Nature Medicine | Spoonful of Medicine

Welcome to the morbidostat: Researchers watch deadly drug resistance in action

The word ‘morbidostat’ sounds like a death-metric — and in a way it is.

The Morbidostat, photo courtesy of Len Rubenstein

Reporting online yesterday in Nature Genetics, researchers describe a new high-tech tool termed the morbidostat that can trace the evolution of drug resistance by continuously adjusting the conditions under which bacteria grow.

The device — a web of white tubes running in and out of an incubator filled with glass vials — contains hundreds of different strains of Escherichia coli, each fed by a bundle of tubes. One tube supplies growth medium and a second delivers varying amounts of deadly antibiotic. “The device is looking all the time at how well E. coli are growing, adjusting how much antibiotic it gives,” explains study author Roy Kishony, a biophysicist at Harvard Medical School in Boston.

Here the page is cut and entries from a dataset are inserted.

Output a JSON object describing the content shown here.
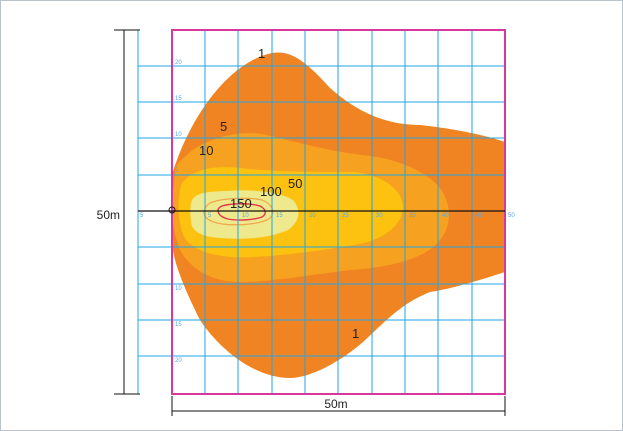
{
  "diagram": {
    "dimension_left": "50m",
    "dimension_bottom": "50m",
    "contour_labels": {
      "lvl1_top": "1",
      "lvl1_bottom": "1",
      "lvl5": "5",
      "lvl10": "10",
      "lvl50": "50",
      "lvl100": "100",
      "lvl150": "150"
    },
    "vertical_ticks": [
      "20",
      "15",
      "10",
      "5",
      "5",
      "10",
      "15",
      "20"
    ],
    "horizontal_ticks": [
      "5",
      "5",
      "10",
      "15",
      "20",
      "25",
      "30",
      "35",
      "40",
      "45",
      "50"
    ],
    "colors": {
      "grid": "#22a5e6",
      "border": "#d7399b",
      "level_1": "#f18422",
      "level_5": "#f6a11f",
      "level_10": "#fcc20f",
      "level_50": "#eee98d",
      "level_150": "#e2354b"
    }
  }
}
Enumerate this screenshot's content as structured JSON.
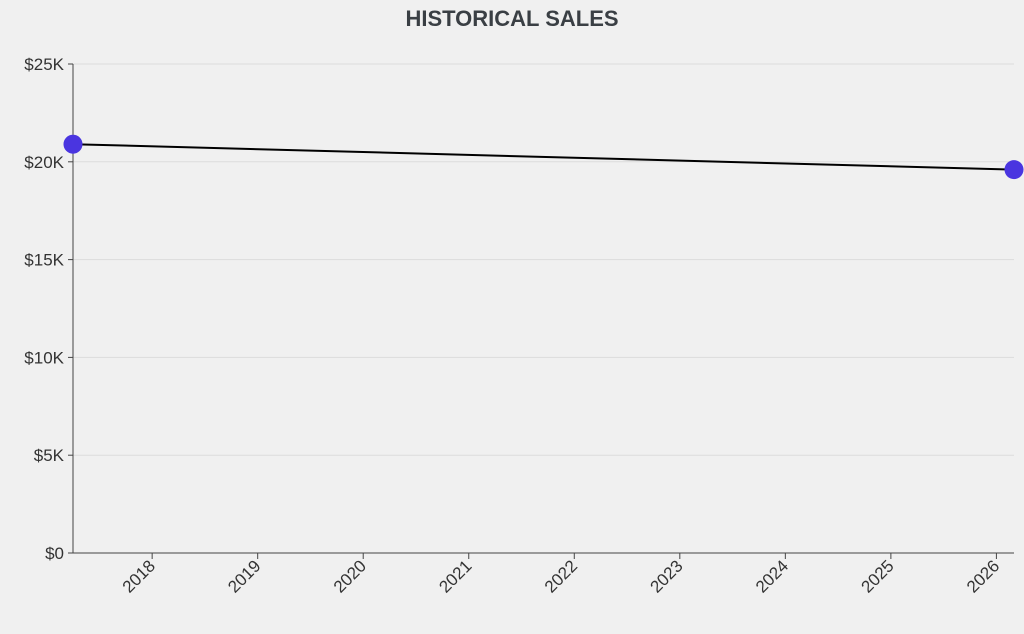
{
  "colors": {
    "background": "#f0f0f0",
    "line": "#000000",
    "marker": "#4a35e0",
    "title": "#3a3f44"
  },
  "chart_data": {
    "type": "line",
    "title": "HISTORICAL SALES",
    "xlabel": "",
    "ylabel": "",
    "x_ticks": [
      "2018",
      "2019",
      "2020",
      "2021",
      "2022",
      "2023",
      "2024",
      "2025",
      "2026"
    ],
    "y_ticks": [
      "$0",
      "$5K",
      "$10K",
      "$15K",
      "$20K",
      "$25K"
    ],
    "y_tick_values": [
      0,
      5000,
      10000,
      15000,
      20000,
      25000
    ],
    "ylim": [
      0,
      25000
    ],
    "xlim": [
      "2017-04",
      "2026-03"
    ],
    "grid": true,
    "series": [
      {
        "x": [
          "2017-04",
          "2026-03"
        ],
        "values": [
          20900,
          19600
        ]
      }
    ]
  }
}
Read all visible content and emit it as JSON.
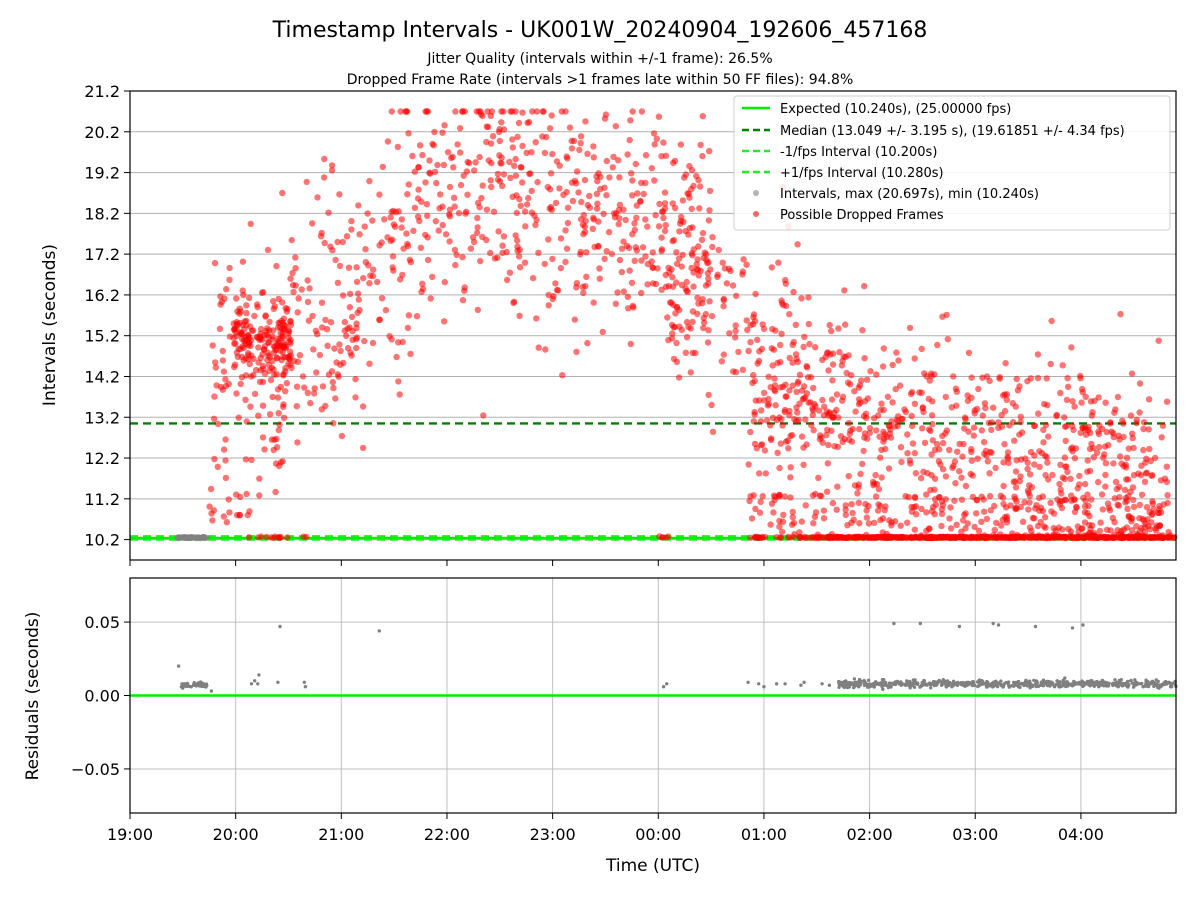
{
  "title": "Timestamp Intervals - UK001W_20240904_192606_457168",
  "subtitle_1": "Jitter Quality (intervals within +/-1 frame): 26.5%",
  "subtitle_2": "Dropped Frame Rate (intervals >1 frames late within 50 FF files): 94.8%",
  "chart_data": [
    {
      "type": "scatter",
      "panel": "intervals",
      "ylabel": "Intervals (seconds)",
      "xlabel": "",
      "ylim": [
        9.7,
        21.2
      ],
      "xlim_hours": [
        19.0,
        28.9
      ],
      "y_ticks": [
        "10.2",
        "11.2",
        "12.2",
        "13.2",
        "14.2",
        "15.2",
        "16.2",
        "17.2",
        "18.2",
        "19.2",
        "20.2",
        "21.2"
      ],
      "grid": true,
      "legend_position": "top-right",
      "legend": [
        "Expected (10.240s), (25.00000 fps)",
        "Median (13.049 +/- 3.195 s), (19.61851 +/- 4.34 fps)",
        "-1/fps Interval (10.200s)",
        "+1/fps Interval (10.280s)",
        "Intervals, max (20.697s), min (10.240s)",
        "Possible Dropped Frames"
      ],
      "lines": {
        "expected": 10.24,
        "median": 13.049,
        "minus_one_fps": 10.2,
        "plus_one_fps": 10.28
      },
      "colors": {
        "expected": "#00ee00",
        "median": "#008000",
        "fps_bounds": "#22ee22",
        "intervals": "#808080",
        "dropped": "#ff0000"
      },
      "series": [
        {
          "name": "Possible Dropped Frames",
          "note": "~1400 red points, dense clouds 19:45-04:50 UTC, values 10.24-20.7 s"
        },
        {
          "name": "Intervals, max (20.697s), min (10.240s)",
          "note": "grey points near 10.24 s, 19:28-19:42 UTC"
        }
      ]
    },
    {
      "type": "scatter",
      "panel": "residuals",
      "ylabel": "Residuals (seconds)",
      "xlabel": "Time (UTC)",
      "ylim": [
        -0.08,
        0.08
      ],
      "y_ticks": [
        "0.05",
        "0.00",
        "−0.05"
      ],
      "x_ticks": [
        "19:00",
        "20:00",
        "21:00",
        "22:00",
        "23:00",
        "00:00",
        "01:00",
        "02:00",
        "03:00",
        "04:00"
      ],
      "grid": true,
      "zero_line_color": "#00ee00",
      "point_color": "#808080",
      "outliers": [
        {
          "t": 19.46,
          "y": 0.02
        },
        {
          "t": 19.77,
          "y": 0.003
        },
        {
          "t": 20.22,
          "y": 0.014
        },
        {
          "t": 20.42,
          "y": 0.047
        },
        {
          "t": 21.36,
          "y": 0.044
        },
        {
          "t": 26.23,
          "y": 0.049
        },
        {
          "t": 26.48,
          "y": 0.049
        },
        {
          "t": 26.85,
          "y": 0.047
        },
        {
          "t": 27.17,
          "y": 0.049
        },
        {
          "t": 27.22,
          "y": 0.048
        },
        {
          "t": 27.57,
          "y": 0.047
        },
        {
          "t": 27.92,
          "y": 0.046
        },
        {
          "t": 28.02,
          "y": 0.048
        }
      ]
    }
  ]
}
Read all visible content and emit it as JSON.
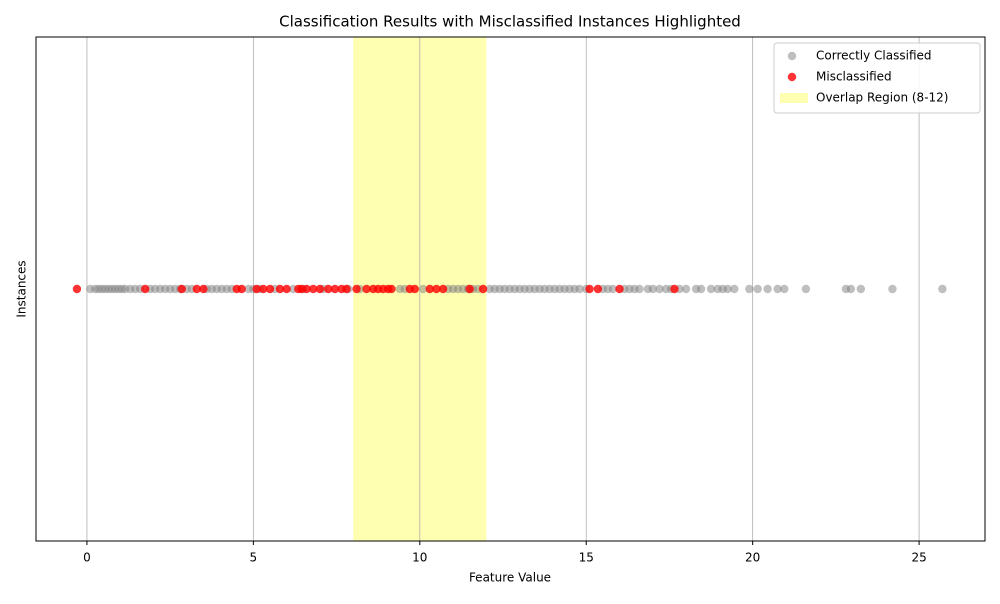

The machine measures the optical density of the culture — which correlates with bacterial growth — to ensure that the microbes are not completely killed by the antibiotics, but, at the same time, still facing an adaptive challenge in the face of the drugs. “The morbidostat keeps the bacteria on the edge, just suffering, but not wiped out,” says Kishony.

Challenging conditions like these promote many adaptations in succession, which could help geneticists watch evolution in action. For instance, in Kishony’s proof-of-concept study, his team conducted a 25-day continuous experiment testing resistance to one of several antibiotics in 15 parallel bacterial cultures. The researchers sequenced the E. coli populations over the course of the experiment and found far more mutations than documented previously in standard chemostat experiments, thereby opening the door to further studies about how many of these hitherto unknown mutations are involved in drug resistance.